Defra, the government department responsible for the environment, food and rural affairs, is replacing a significant proportion of its diesel company car fleet with British-built Toyota Auris hybrid electric models. The changeover, expected to cover more than 400 vehicles, is already under way and will continue throughout 2018 in a rolling replacement process. The cars will be used by four Defra organisations: Environment Agency, Marine Management Organisation, Rural Payments Agency and Animal and Plant Health Agency.
Jim Gregory, Strategic Fleet Manager for Defra Group Fleet Services said, “The cars from these four Defra organisations already represent one of the lowest CO2 emitting fleets in the UK and we have reduced nitrogen oxide gases (NOx) emissions, linked to respiratory illness, by nearly 10 percent, and CO2 by nearly 30 per cent, across our 7,000 cars, commercial vehicles, plant and machinery. We have challenged ourselves to go even further by buying only hybrid or electric vehicles from 2025, replacing our current fleet of diesels with cleaner vehicles and setting targets for NOx as well as CO2 emissions.”
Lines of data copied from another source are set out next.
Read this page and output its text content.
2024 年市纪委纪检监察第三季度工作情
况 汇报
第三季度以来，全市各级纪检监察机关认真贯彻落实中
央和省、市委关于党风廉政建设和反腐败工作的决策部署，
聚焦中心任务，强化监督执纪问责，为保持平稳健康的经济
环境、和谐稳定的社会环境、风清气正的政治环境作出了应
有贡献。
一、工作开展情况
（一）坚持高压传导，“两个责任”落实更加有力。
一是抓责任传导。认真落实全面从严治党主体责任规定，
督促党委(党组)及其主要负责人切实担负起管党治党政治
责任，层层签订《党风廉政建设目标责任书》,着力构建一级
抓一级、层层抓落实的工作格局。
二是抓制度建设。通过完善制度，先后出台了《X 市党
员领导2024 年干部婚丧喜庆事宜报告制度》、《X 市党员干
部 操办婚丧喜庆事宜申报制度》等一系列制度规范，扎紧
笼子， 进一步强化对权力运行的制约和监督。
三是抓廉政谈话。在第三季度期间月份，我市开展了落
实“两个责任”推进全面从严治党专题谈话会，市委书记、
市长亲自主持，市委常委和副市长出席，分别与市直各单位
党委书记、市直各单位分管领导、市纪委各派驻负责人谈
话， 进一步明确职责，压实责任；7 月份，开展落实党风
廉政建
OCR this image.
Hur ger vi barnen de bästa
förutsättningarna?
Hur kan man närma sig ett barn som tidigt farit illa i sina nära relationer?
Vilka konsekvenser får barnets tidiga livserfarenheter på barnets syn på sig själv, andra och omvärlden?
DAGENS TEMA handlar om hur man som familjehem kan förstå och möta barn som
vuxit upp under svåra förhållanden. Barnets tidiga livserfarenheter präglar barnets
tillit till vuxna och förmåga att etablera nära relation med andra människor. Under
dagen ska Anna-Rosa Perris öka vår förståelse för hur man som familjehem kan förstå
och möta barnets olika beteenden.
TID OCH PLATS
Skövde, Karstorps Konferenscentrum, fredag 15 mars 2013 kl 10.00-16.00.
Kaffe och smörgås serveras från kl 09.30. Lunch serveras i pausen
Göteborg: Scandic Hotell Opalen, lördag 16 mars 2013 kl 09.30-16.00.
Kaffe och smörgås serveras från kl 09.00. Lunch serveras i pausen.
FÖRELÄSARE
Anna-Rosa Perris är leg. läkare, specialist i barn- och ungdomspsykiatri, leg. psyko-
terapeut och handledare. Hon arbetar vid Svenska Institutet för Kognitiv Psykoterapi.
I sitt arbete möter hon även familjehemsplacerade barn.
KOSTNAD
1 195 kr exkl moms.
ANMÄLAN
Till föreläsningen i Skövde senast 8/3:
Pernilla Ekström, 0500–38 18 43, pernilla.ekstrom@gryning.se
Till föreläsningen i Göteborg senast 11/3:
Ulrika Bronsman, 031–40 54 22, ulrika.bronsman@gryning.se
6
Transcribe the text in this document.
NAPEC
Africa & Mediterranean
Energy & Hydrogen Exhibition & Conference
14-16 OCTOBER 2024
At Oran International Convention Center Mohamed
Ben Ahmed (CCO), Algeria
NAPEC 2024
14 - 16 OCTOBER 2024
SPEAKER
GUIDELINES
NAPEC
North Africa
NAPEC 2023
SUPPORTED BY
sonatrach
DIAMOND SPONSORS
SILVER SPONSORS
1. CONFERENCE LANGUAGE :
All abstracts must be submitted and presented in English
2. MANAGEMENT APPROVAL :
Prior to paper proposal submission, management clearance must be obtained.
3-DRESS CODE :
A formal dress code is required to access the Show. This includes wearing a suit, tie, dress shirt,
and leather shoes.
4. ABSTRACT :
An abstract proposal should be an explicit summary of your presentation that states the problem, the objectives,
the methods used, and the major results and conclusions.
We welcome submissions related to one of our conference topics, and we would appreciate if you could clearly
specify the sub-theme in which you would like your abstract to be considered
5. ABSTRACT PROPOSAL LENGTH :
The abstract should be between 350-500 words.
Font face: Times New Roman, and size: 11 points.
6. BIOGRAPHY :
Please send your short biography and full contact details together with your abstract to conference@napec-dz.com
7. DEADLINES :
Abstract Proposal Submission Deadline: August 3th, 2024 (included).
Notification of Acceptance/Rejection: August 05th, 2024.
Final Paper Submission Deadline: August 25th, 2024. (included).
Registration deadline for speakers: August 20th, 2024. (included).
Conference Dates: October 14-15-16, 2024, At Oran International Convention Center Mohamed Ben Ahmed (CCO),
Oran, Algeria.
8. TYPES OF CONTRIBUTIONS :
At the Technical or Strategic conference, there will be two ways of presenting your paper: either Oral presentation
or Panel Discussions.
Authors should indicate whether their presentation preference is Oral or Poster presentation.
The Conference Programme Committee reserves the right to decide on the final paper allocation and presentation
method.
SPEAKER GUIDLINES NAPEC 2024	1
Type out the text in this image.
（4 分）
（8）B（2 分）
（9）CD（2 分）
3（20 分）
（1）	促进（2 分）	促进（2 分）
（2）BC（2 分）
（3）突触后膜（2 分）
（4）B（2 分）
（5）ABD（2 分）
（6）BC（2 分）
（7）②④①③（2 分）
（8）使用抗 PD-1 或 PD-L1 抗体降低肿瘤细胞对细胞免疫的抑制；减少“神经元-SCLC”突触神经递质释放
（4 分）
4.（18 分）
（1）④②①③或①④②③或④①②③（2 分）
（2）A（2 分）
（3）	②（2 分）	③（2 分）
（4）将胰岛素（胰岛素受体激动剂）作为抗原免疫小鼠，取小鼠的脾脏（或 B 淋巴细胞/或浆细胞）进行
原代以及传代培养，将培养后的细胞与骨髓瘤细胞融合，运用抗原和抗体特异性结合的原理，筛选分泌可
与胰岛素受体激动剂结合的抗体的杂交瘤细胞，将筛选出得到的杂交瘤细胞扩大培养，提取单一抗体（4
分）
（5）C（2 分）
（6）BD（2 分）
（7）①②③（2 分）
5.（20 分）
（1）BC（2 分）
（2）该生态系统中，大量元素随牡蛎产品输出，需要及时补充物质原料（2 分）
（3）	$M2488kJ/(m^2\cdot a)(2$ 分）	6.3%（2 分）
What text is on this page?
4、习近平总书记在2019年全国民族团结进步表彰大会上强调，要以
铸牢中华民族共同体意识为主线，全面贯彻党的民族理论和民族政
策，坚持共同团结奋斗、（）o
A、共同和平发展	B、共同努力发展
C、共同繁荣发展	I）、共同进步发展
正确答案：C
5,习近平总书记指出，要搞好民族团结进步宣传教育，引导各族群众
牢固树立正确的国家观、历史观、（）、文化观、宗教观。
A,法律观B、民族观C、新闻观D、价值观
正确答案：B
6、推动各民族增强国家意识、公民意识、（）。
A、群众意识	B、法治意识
“We’re balancing a challenging ambition against the needs of our vehicle users, while keeping a close eye on new and emerging technology which can help us reduce our harmful emissions even further without increasing our costs.”
Alan Barrett, Toyota Manager for Public Sector and Fleet Development, said: “This significant deal with Defra continues the growing business trend towards hybrid electric technology. Our hybrid fleet sales increased by more than 40 per cent in 2017 and this momentum is continuing into 2018. Operators of vehicle fleets both big and small are seeing how well the technology can work for their business, as well as reducing their carbon emissions and running costs.”
The Toyota Auris Hybrid is available in both hatchback and Touring Sports wagon body styles. All are built at Toyota’s UK car plant at Burnaston in Derby. Hybrid engines used in the Auris are produced at Toyota’s Deeside facility in North Wales.